Physicians may not need to consider the risk of AKI when choosing between prescribing SNRIs versus SSRIs.

For more information, please contact info@cnodes.ca.

What is the issue?

  • Serotonin-norepinephrine reuptake inhibitors (SNRI) and selective serotonin reuptake inhibitors (SSRI) are classes of antidepressants that have been shown to be better tolerated than other antidepressants.
  • However, a series of 16 spontaneous reports of acute kidney injury (AKI) in people using the SNRI duloxetine were identified in the Canada Vigilance database and 157 reports were identified in the World Health Organization (WHO) Adverse Reaction Database. Similar cases of AKI were reported with the two other SNRIs, venlafaxine and desvenlafaxine.
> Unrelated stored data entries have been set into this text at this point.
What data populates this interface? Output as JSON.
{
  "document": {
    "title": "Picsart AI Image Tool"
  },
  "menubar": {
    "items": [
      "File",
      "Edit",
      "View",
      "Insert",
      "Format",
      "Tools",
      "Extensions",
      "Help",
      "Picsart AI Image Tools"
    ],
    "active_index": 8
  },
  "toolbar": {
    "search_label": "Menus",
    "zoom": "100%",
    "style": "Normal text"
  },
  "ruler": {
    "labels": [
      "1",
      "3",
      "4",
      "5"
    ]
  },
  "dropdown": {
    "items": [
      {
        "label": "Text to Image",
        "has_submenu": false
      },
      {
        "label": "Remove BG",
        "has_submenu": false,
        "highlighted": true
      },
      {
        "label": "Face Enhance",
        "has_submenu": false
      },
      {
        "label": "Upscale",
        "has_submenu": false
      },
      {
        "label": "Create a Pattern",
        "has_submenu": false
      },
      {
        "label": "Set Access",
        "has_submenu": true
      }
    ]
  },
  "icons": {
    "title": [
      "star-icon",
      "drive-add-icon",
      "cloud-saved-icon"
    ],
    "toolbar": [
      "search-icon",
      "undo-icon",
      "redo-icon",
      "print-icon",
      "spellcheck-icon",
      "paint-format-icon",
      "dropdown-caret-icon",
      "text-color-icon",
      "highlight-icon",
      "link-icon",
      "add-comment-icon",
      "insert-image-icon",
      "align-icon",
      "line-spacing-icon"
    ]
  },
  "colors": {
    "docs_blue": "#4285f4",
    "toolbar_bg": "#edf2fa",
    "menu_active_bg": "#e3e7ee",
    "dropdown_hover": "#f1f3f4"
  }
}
What was the aim of the study?

  • The primary aim of this study, conducted by the Canadian Network for Observational Drug Effect Studies (CNODES), was to determine if using SNRIs was associated with an increased risk of hospitalization for AKI, compared to using SSRIs in patients without kidney disease.
  • The secondary aim was to examine the risk of AKI associated with each SNRI drug.

How was the study conducted?

  • CNODES investigators identified 557,476 new users of SNRIs and 2,698,050 new users of SSRIs from eight administrative databases from Canada, the United States, and the United Kingdom.
  • Up to ten controls were randomly selected and matched to each case of AKI. The number of new cases of AKI in SNRI users was then compared to the number of new cases in SSRI users. A total of 38,974 cases of AKI were matched to 384,034 controls.

What did the study find?

  • Using SNRIs was not associated with an increased risk of hospitalization for AKI compared to SSRIs.
  • Using the SNRIs venlafaxine and desvenlafaxine was not associated with an increased risk of AKI, but using duloxetine was associated with a 16% increased risk. However, this result was not statistically significant and was explained by the fact that more people with diabetes tend to use this SNRI over other antidepressants.
  • CNODES has the ability to analyze a large amount of anonymous patient data to reliably assess questions of drug safety and effectiveness.